Kemi Badenoch will seek to steady the Tory ship after her party was rocked by Robert Jenrick’s defection to Reform.

The Conservative Party leader sacked him from her shadow frontbench and kicked him out of the party after finding evidence he was “plotting in secret” to join Reform.

He did just that in a press conference at Reform headquarters hours later which was originally intended to focus on delays to local elections.

Sitting beside Nigel Farage, the Newark MP said his former party had “failed in government” and that they are “not sorry”.

He said most of his former Tory colleagues “don’t have the stomach for the radical change this country needs”.

He added: “It does not take me one blink of an eyelid to say to you that I want Nigel to be our prime minister after the next general election.

“That is the only way we will save our country and so patriotic people who share my views have to rally behind Nigel and Reform right now.”

Mrs Badenoch announced she was sacking Mr Jenrick from the shadow cabinet, removing the whip and suspending his party membership in a post on X on Thursday.

“I was presented with clear, irrefutable evidence that he was plotting in secret to defect in a way designed to be as damaging as possible to his shadow cabinet colleagues and the wider Conservative Party,” she said.

A mole in Mr Jenrick’s team is believed to have passed on a draft of his resignation speech and media plan for his planned defection to Reform UK, according to reports, after earlier suggestions the document had been found “lying around”.

Reform UK press conference
Robert Jenrick with Reform UK leader Nigel Farage (Jordan Pettitt/PA)

Mr Farage said Mrs Badenoch had “jumped the gun” and that Mr Jenrick “might not have joined at all”.

However, Mr Jenrick said he had “resolved to leave” the Tories before he was sacked but that “I didn’t know I was going to leave today”.

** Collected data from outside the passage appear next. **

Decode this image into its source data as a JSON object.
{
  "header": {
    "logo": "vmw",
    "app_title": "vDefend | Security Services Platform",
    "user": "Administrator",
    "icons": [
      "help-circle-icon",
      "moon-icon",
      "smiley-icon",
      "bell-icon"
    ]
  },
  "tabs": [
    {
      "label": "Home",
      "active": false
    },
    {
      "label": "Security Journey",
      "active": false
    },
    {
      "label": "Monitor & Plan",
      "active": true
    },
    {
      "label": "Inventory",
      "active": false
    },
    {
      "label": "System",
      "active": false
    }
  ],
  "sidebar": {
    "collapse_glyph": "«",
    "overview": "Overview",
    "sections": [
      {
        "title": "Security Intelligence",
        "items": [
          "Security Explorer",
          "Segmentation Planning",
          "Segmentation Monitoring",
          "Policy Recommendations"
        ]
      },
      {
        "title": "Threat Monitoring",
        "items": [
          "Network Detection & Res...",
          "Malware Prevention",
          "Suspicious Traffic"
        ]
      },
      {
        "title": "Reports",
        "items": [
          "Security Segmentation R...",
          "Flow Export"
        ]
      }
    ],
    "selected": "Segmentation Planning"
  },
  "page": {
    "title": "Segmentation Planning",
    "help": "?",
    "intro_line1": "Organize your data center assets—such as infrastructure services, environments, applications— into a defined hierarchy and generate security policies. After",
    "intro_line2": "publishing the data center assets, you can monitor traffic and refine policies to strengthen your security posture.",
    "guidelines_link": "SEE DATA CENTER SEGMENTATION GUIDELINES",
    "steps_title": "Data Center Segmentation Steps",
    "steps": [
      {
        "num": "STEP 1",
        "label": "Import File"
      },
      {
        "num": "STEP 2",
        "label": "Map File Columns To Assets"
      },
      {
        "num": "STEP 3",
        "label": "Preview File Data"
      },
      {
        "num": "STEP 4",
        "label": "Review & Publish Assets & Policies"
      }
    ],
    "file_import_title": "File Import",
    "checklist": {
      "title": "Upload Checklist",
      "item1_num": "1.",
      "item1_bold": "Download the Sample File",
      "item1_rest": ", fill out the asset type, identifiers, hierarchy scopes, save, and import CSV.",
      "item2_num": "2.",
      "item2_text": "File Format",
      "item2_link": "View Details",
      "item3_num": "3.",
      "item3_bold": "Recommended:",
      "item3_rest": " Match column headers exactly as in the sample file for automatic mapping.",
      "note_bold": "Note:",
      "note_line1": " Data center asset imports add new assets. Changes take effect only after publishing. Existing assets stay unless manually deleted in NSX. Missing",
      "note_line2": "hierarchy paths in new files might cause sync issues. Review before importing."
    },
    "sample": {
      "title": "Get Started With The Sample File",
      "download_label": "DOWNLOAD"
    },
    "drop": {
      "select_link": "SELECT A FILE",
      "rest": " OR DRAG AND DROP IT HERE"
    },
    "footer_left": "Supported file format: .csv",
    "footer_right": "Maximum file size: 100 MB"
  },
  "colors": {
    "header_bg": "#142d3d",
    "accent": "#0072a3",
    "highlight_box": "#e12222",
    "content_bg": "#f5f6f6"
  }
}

He will join Reform UK’s “frontline team” alongside five other MPs including Danny Kruger, who became the first sitting Conservative MP to defect to the party in September.

West Sussex Tory MP Nick Timothy, a former Home Office adviser to Theresa May, is taking over as shadow justice secretary.

Mr Jenrick insisted he had not spoken to any of his Tory colleagues about them following suit and switching to Reform.

Mrs Badenoch told the Press Association on Thursday: “The people who are dishonest and try and hurt other people are leaving the Conservative Party and going to Reform so my message to Nigel Farage is Robert Jenrick is not my problem, he’s your problem.”

She is expected to face further questions on the matter when she speaks to reporters at an Aberdeen-based training provider on Friday morning.

She will be accompanied by Scottish Conservative leader Russell Findlay and shadow secretary of state for Scotland Andrew Bowie.